薛綠聞言,只好不再勸他,但忍不住打聽了一下董家三房的訊息:“董三老爺可順利南下了?不知幾時能到江南?”
老管事答道:“老爺上回來信時,說是已經到了靈山衛,因著小少爺有些感染風寒,需得靠岸看大夫,只好在當地停留些時日。這會子不知道船走到哪兒了,不過船是我們老爺包下來的,只有我們董家人在,想停就停,想走就走,倒也便宜。
“若是船離開靈山衛後,一路順水順水,大約下個月就能到寧波府了吧?到時候再上岸趕路,用不了多久就能與二房會合了。老爺早就提前打發人騎快馬下江南送信了,這會子二房應該已經知道我們老爺要南下的訊息,會派人去寧波府接應的。”
老管事說起來還覺得慶幸,這個時節在海上行船,正好趕上順風,是十分難得的。若再晚些時日出發,只怕就沒那麼容易了。他表示:“近兩日聽說海上風浪很大,只怕有風雨來襲,許多船都靠岸了,輕易不敢離港。幸好老爺他們走得早,否則趕上這一波風雨可怎麼辦?”
薛綠在心中默默盤算了一下,靈山衛聽著遠,其實走陸路來青州,不過是幾百里的路。董三老爺出發一段時日後,還能在靈山衛給青州的家人送信,也是尋常事。不過青州港原來近兩日風浪很大,怪不得古家遲遲沒有出發,仍舊滯留在青州府城外的客店裡,甚至沒有提前抵達港口。
這是不想撞上暴風雨吧?
薛綠心裡有數了,便笑著對老管事說:“董三老爺一切順利,那就再好不過了,想必董姑奶奶到了新地方,有了新身份,也會迎來新生,不會再受旁人連累了。”
老管事嘆道:“但願如此。如今我們姑奶奶和小少爺、小小姐已經換了戶籍身份,只說是老爺的族侄女兒,守寡後不容於夫家,帶著兒女南下投親。
“當初因擔心被那姓黃的察知行蹤,老爺做了許多防備,聽說他在德州被人殺了,再也不能來尋姑奶奶麻煩,這些功夫便都白費了。為著小少爺、小小姐要不要守孝的事,姑奶奶還煩惱了好幾日呢。”

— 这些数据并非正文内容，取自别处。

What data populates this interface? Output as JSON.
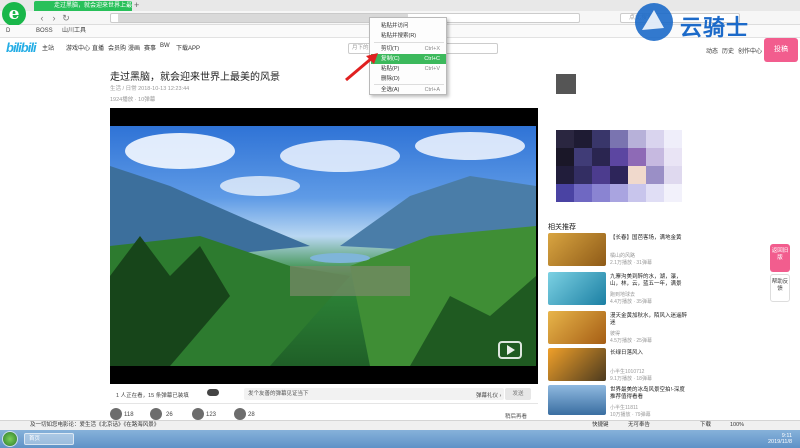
{
  "browser": {
    "tab_title": "走过黑脑，就会迎来世界上最美的",
    "tab_add": "+",
    "back": "‹",
    "forward": "›",
    "reload": "↻",
    "search_placeholder": "点此搜索",
    "bookmarks": [
      "D",
      "BOSS",
      "山川工具"
    ]
  },
  "context_menu": {
    "items": [
      {
        "label": "粘贴并访问",
        "key": ""
      },
      {
        "label": "粘贴并搜索(R)",
        "key": ""
      },
      {
        "label": "剪切(T)",
        "key": "Ctrl+X"
      },
      {
        "label": "复制(C)",
        "key": "Ctrl+C"
      },
      {
        "label": "粘贴(P)",
        "key": "Ctrl+V"
      },
      {
        "label": "删除(D)",
        "key": ""
      },
      {
        "label": "全选(A)",
        "key": "Ctrl+A"
      }
    ],
    "highlighted_index": 3,
    "highlight_color": "#3cb95c"
  },
  "site": {
    "logo": "bilibili",
    "nav": [
      "主站",
      "游戏中心",
      "直播",
      "会员购",
      "漫画",
      "赛事",
      "BW",
      "下载APP"
    ],
    "search_placeholder": "月下的黑奴",
    "header_right": [
      "动态",
      "历史",
      "创作中心"
    ],
    "upload_label": "投稿",
    "brand_color": "#f25d8e"
  },
  "video": {
    "title": "走过黑脑，就会迎来世界上最美的风景",
    "meta": "生活 / 日常     2018-10-13 12:23:44",
    "stats": "1924播放 · 10弹幕",
    "danmaku_count": "1 人正在看，15 条弹幕已装填",
    "danmaku_placeholder": "发个友善的弹幕见证当下",
    "danmaku_tools": "弹幕礼仪 ›",
    "send_label": "发送",
    "likes": "118",
    "coins": "26",
    "favorites": "123",
    "shares": "28",
    "share_text": "稍后再看"
  },
  "related": {
    "title": "相关推荐",
    "items": [
      {
        "title": "【长春】国芭客场，满地金黄",
        "up": "橘山的风路",
        "plays": "2.1万播放 · 31弹幕"
      },
      {
        "title": "九寨沟美到醉的水，湖，瀑，山，林，云，蓝五一年，满景",
        "up": "跑到地球去",
        "plays": "4.4万播放 · 35弹幕"
      },
      {
        "title": "漫天金黄加秋水，陌风入迷遥醉迷",
        "up": "彼得",
        "plays": "4.5万播放 · 25弹幕"
      },
      {
        "title": "长绿日落风入",
        "up": "小半生1010712",
        "plays": "9.1万播放 · 18弹幕"
      },
      {
        "title": "世界最美的冰岛风景空拍!-深度推荐值得看看",
        "up": "小半生11811",
        "plays": "10万播放 · 79弹幕"
      }
    ]
  },
  "side_buttons": [
    "返回旧版",
    "帮助反馈"
  ],
  "statusbar": {
    "text": "及一切如您电影论：爱生活《北京话》《在路海风景》",
    "right": [
      "快捷键",
      "无可奉告",
      "下载",
      "100%"
    ]
  },
  "taskbar": {
    "items": [
      "首页"
    ],
    "time": "9:11",
    "date": "2019/11/8"
  },
  "watermark": "云骑士"
}
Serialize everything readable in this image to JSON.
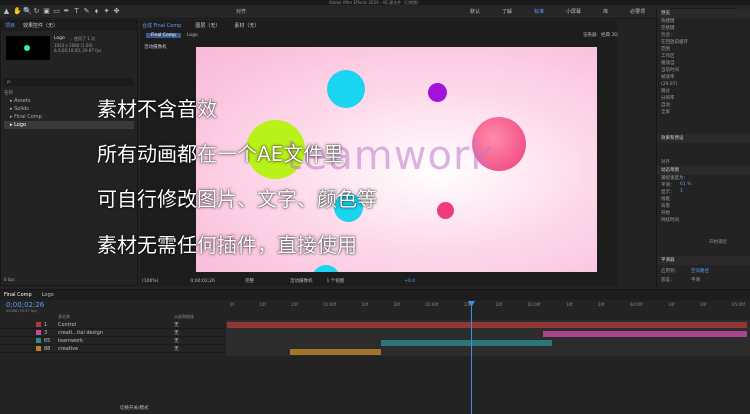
{
  "app": {
    "title": "Adobe After Effects 2020 - AE 源文件（已转换）"
  },
  "toolbar": {
    "tools": [
      "▲",
      "✋",
      "🔍",
      "↻",
      "▣",
      "▭",
      "✒",
      "T",
      "✎",
      "⬧",
      "✦",
      "✤"
    ],
    "snap_label": "对齐",
    "workspaces": [
      "默认",
      "了解",
      "标准",
      "小屏幕",
      "库",
      "必要项"
    ],
    "active_workspace": "标准",
    "search_label": "搜索帮助"
  },
  "project": {
    "tabs": [
      "项目",
      "效果控件（无）"
    ],
    "comp_name": "Logo",
    "comp_used": "，使用了 1 次",
    "comp_info": "1920 x 1080 (1.00)\nΔ 0;00;10;00, 29.97 fps",
    "search_placeholder": "ρ.",
    "column_name": "名称",
    "files": [
      "Assets",
      "Solids",
      "Final Comp",
      "Logo"
    ],
    "selected_file": "Logo",
    "bpc": "8 bpc"
  },
  "composition": {
    "panel_tab": "合成 Final Comp",
    "sub_tabs": [
      "Final Comp",
      "Logo"
    ],
    "layer_label": "图层（无）",
    "footage_label": "素材（无）",
    "camera_label": "活动摄像机",
    "renderer_label": "渲染器：经典 3D",
    "zoom": "(100%)",
    "time": "0;00;02;26",
    "quality": "完整",
    "view": "活动摄像机",
    "views": "1 个视图",
    "offset": "+0.0"
  },
  "overlay": {
    "line1": "素材不含音效",
    "line2": "所有动画都在一个AE文件里",
    "line3": "可自行修改图片、文字、颜色等",
    "line4": "素材无需任何插件，直接使用"
  },
  "canvas": {
    "watermark": "teamwork",
    "colors": {
      "cyan": "#1ad4f0",
      "purple": "#a312d8",
      "lime": "#b8f218",
      "pink": "#ee3d7a"
    }
  },
  "right_panel": {
    "info_tab": "信息",
    "audio_tab": "音频",
    "preview_tab": "预览",
    "preview_items": [
      "快捷键",
      "空格键",
      "包含：",
      "在回放前缓存",
      "范围",
      "工作区",
      "播放自",
      "当前时间",
      "帧速率",
      "(29.97)",
      "跳过",
      "分辨率",
      "自动",
      "全屏"
    ],
    "effects_tab": "效果和预设",
    "align_tab": "对齐",
    "motion_tab": "动态草图",
    "motion_items": [
      "捕捉速度为：",
      "平滑：",
      "显示：",
      "线框",
      "背景",
      "开始",
      "持续时间"
    ],
    "capture_value": "61 %",
    "smooth_value": "1",
    "start_btn": "开始捕捉",
    "smooth_tab": "平滑器",
    "smooth_items": [
      "应用到：",
      "容差："
    ],
    "smooth_apply": "空间路径",
    "tolerance": "平滑"
  },
  "timeline": {
    "tabs": [
      "Final Comp",
      "Logo"
    ],
    "time": "0;00;02;26",
    "frames": "00086 (29.97 fps)",
    "column_source": "源名称",
    "column_parent": "父级和链接",
    "layers": [
      {
        "index": "1",
        "name": "Control",
        "parent": "无",
        "color": "#b23a3a"
      },
      {
        "index": "3",
        "name": "creati...ital design",
        "parent": "无",
        "color": "#c84aa6"
      },
      {
        "index": "65",
        "name": "teamwork",
        "parent": "无",
        "color": "#2a8a8e"
      },
      {
        "index": "88",
        "name": "creative",
        "parent": "无",
        "color": "#b8802a"
      }
    ],
    "bottom_label": "切换开关/模式",
    "ruler": [
      "0f",
      "10f",
      "20f",
      "01:00f",
      "10f",
      "20f",
      "02:00f",
      "10f",
      "20f",
      "03:00f",
      "10f",
      "20f",
      "04:00f",
      "10f",
      "20f",
      "05:00f"
    ]
  }
}
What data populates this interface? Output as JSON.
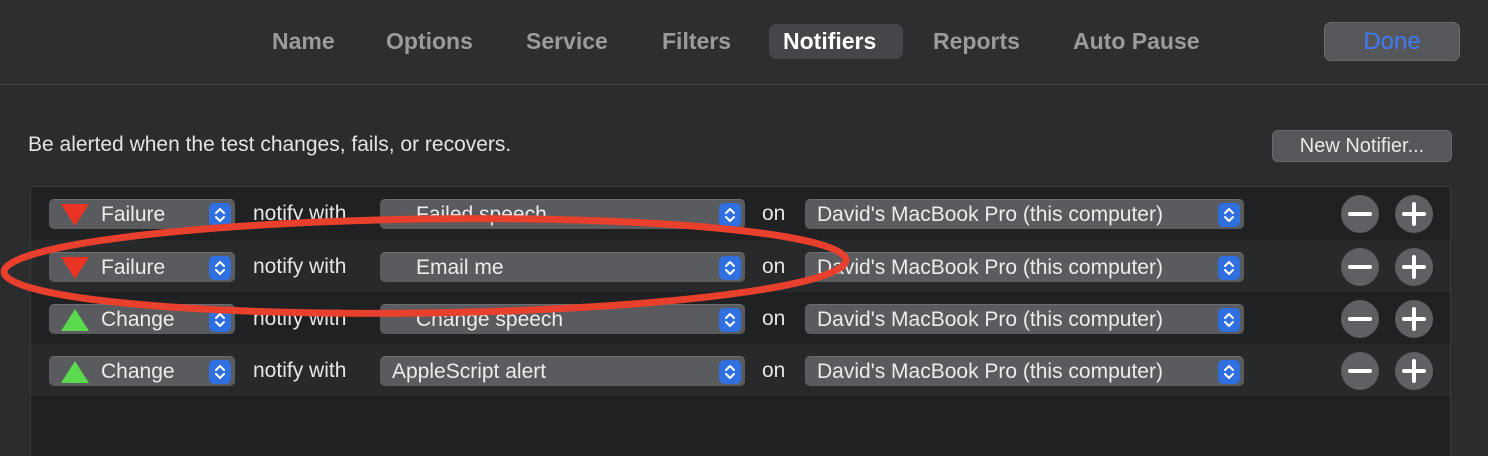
{
  "tabs": [
    {
      "label": "Name",
      "active": false
    },
    {
      "label": "Options",
      "active": false
    },
    {
      "label": "Service",
      "active": false
    },
    {
      "label": "Filters",
      "active": false
    },
    {
      "label": "Notifiers",
      "active": true
    },
    {
      "label": "Reports",
      "active": false
    },
    {
      "label": "Auto Pause",
      "active": false
    }
  ],
  "done_label": "Done",
  "description": "Be alerted when the test changes, fails, or recovers.",
  "new_notifier_label": "New Notifier...",
  "colors": {
    "failure_icon": "#ea3323",
    "change_icon": "#5bd94f",
    "stepper": "#2f6fe0",
    "annotation": "#e8402c",
    "done_text": "#3f7bf7"
  },
  "rows": [
    {
      "trigger": "Failure",
      "trigger_icon": "down-triangle-icon",
      "connector": "notify with",
      "action": "Failed speech",
      "on_label": "on",
      "target": "David's MacBook Pro (this computer)"
    },
    {
      "trigger": "Failure",
      "trigger_icon": "down-triangle-icon",
      "connector": "notify with",
      "action": "Email me",
      "on_label": "on",
      "target": "David's MacBook Pro (this computer)"
    },
    {
      "trigger": "Change",
      "trigger_icon": "up-triangle-icon",
      "connector": "notify with",
      "action": "Change speech",
      "on_label": "on",
      "target": "David's MacBook Pro (this computer)"
    },
    {
      "trigger": "Change",
      "trigger_icon": "up-triangle-icon",
      "connector": "notify with",
      "action": "AppleScript alert",
      "on_label": "on",
      "target": "David's MacBook Pro (this computer)"
    }
  ]
}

如今不用煩惱了,她直接就說自己是新寡婦人,與兒女們光明正大地在人前戴孝,不是為了黃夢龍服喪,純粹是為了掩飾自個兒的身份而已。但將來若有人認出了她,也沒法拿守孝這件事去挑剔她的兒女。
據說她“亡夫”的牌位上,刻的並不是黃夢龍的名諱,而是董三老爺外家一個剛死不久的族人,身家清白,人品正派,只是因為自幼病弱才不曾婚娶,也無子嗣,如今正好給小董氏做了擋箭牌,只當是兩家姻親又再次聯了姻。
這件事,兩家人是有默契在的,不會有人故意揭破,給小董氏母子難堪。事情發生在青州府下面的縣城裡,官府方面也打點過了,絕對無人能查得出來。
如此準備周全,董三老爺才能放心帶著兒女外孫,離開青州,前往江南,與族人會合,為女兒、外孫重啟新生。